The formal prerequisite for this course, as it appears in OSCAR, is: Undergraduate Semester level CS 1371 Minimum Grade of D
.
In more human terms, you should be familiar with basic programming ideas at the level of the Python Bootcamp, which most on-campus MS Analytics students would have taken.
Will I need any school supplies?
The main pieces of equipment you will need are a pen or pencil, paper, an internet-enabled device, and your brain!
There is no required textbook; however, the following may be a handy resource.
- William McKinney. Python for Data Analysis: Data wrangling with Pandas, NumPy, and IPython. O’Reilly Media, October 2012. ISBN-13: 978-1449319793. Buy on Amazon
Note: The edition above is the first, which is pretty old at this point (2012). A new edition is scheduled to come out in early Fall 2017, which is why we did not require it for the course.
Accommodations for individuals with disabilities.
If you have learning needs that require special accommodation, please contact the Office of Disability Services at (404) 894-2563 or http://disabilityservices.gatech.edu/, as soon as possible, to make an appointment to discuss your special needs and to obtain an accommodations letter. Please also e-mail me as soon as possible in order to set up a time to discuss your learning needs.
Any advice?
Of course!
First, the basic philosophy of this course is that you learn the material best by a combination of reading, thinking, and most importantly, actively doing. Therefore, you should make an effort to complete all assignments, including any “optional” parts.
Secondly, don’t cheat! All course participants—you, the teaching assistants, and me—are expected and required to abide by the letter and the spirit of the Georgia Tech Honor Code. In particular, always keep the following in mind:
- Ethical behavior is extremely important in all facets of life. Honest and ethical behavior is expected at all times.

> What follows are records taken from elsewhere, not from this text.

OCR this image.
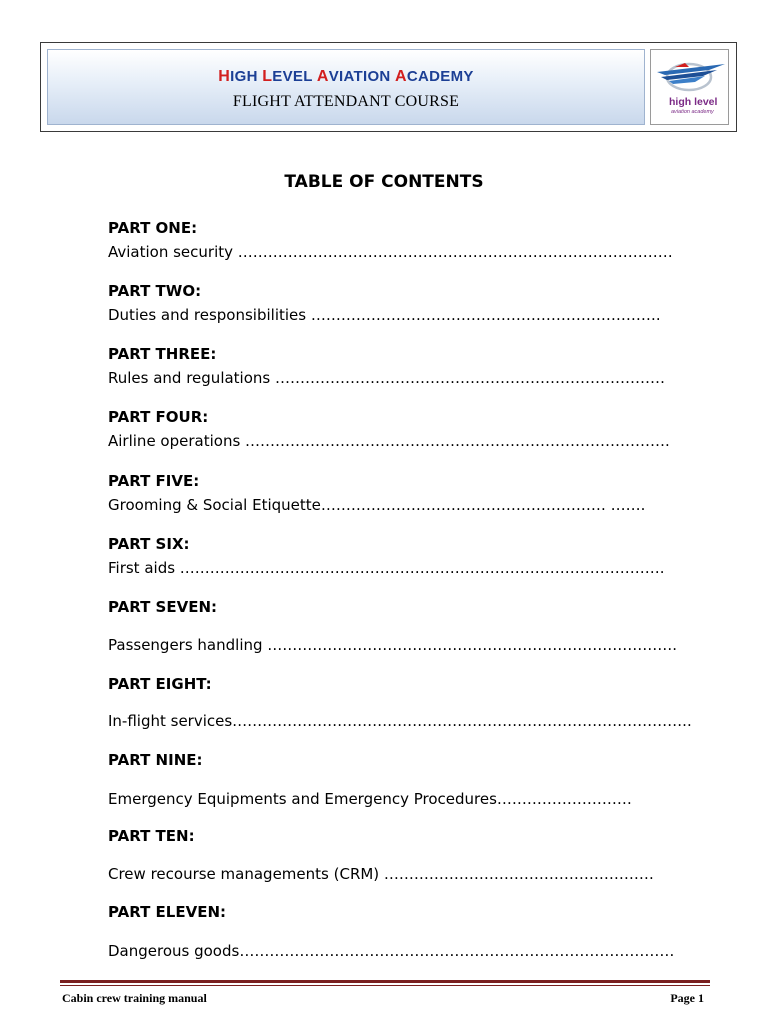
HIGH LEVEL AVIATION ACADEMY
FLIGHT ATTENDANT COURSE	high level
aviation academy
TABLE OF CONTENTS
PART ONE:
Aviation security ……………………………………………………………………………
PART TWO:
Duties and responsibilities …………………………………………………………….
PART THREE:
Rules and regulations ……………………………………………………………………
PART FOUR:
Airline operations ………………………………………………………………………….
PART FIVE:
Grooming & Social Etiquette………………………………………………… …….
PART SIX:
First aids …………………………………………………………………………………….
PART SEVEN:
Passengers handling ……………………………………………………………………….
PART EIGHT:
In-flight services………………………………………………………………………………..
PART NINE:
Emergency Equipments and Emergency Procedures………………………
PART TEN:
Crew recourse managements (CRM) ………………………………………………
PART ELEVEN:
Dangerous goods……………………………………………………………………………
Cabin crew training manual	Page 1
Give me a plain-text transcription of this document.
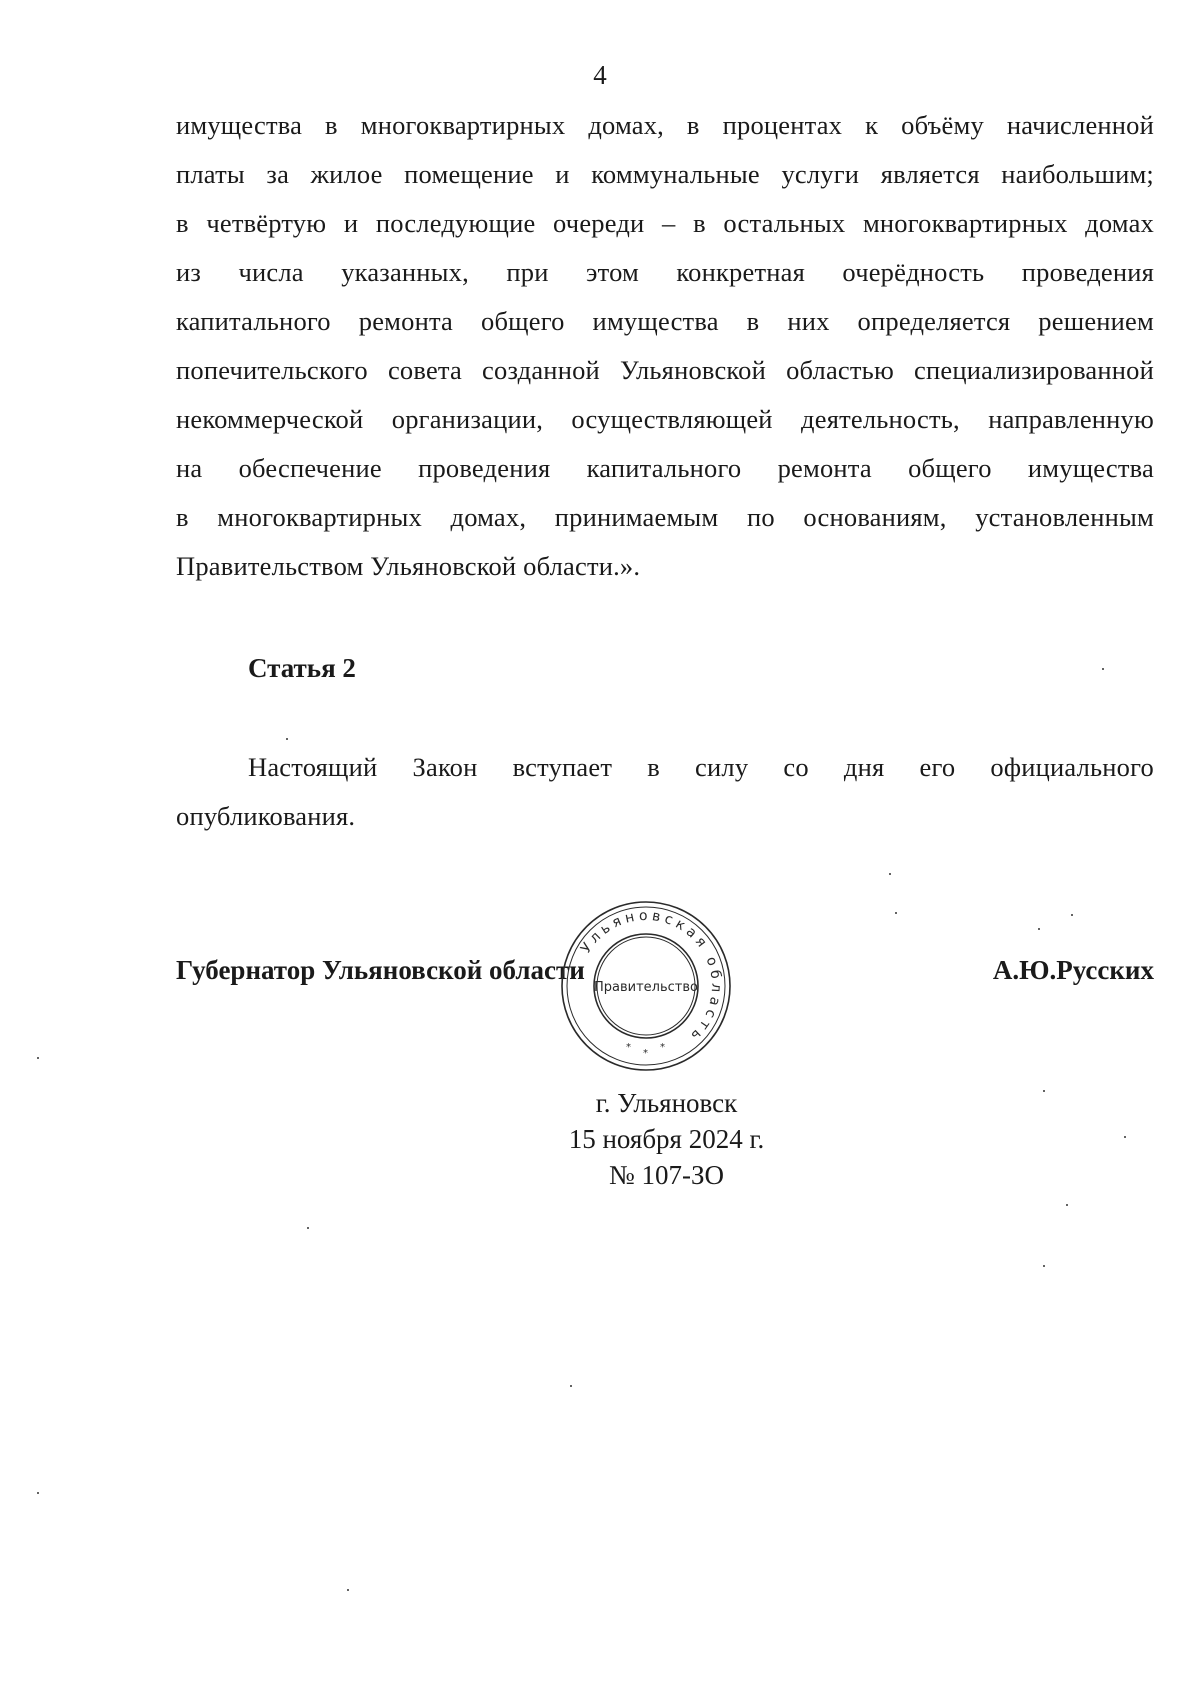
4
имущества в многоквартирных домах, в процентах к объёму начисленной
платы за жилое помещение и коммунальные услуги является наибольшим;
в четвёртую и последующие очереди – в остальных многоквартирных домах
из числа указанных, при этом конкретная очерёдность проведения
капитального ремонта общего имущества в них определяется решением
попечительского совета созданной Ульяновской областью специализированной
некоммерческой организации, осуществляющей деятельность, направленную
на обеспечение проведения капитального ремонта общего имущества
в многоквартирных домах, принимаемым по основаниям, установленным
Правительством Ульяновской области.».
Статья 2
Настоящий Закон вступает в силу со дня его официального
опубликования.
Губернатор Ульяновской области	А.Ю.Русских
Ульяновская область
Правительство
*
*
*
г. Ульяновск
15 ноября 2024 г.
№ 107-ЗО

- You are responsible for completing your own work.
- All incidents of suspected dishonesty or violations of the Georgia Tech Honor Code will be reported to and handled by the Dean of Students office. Penalties for violating the collaboration policy can be severe; alleged violations are adjudicated by the Dean of Students office and not by the instructor.
The kinds of allowed collaboration will be spelled out with the assignments.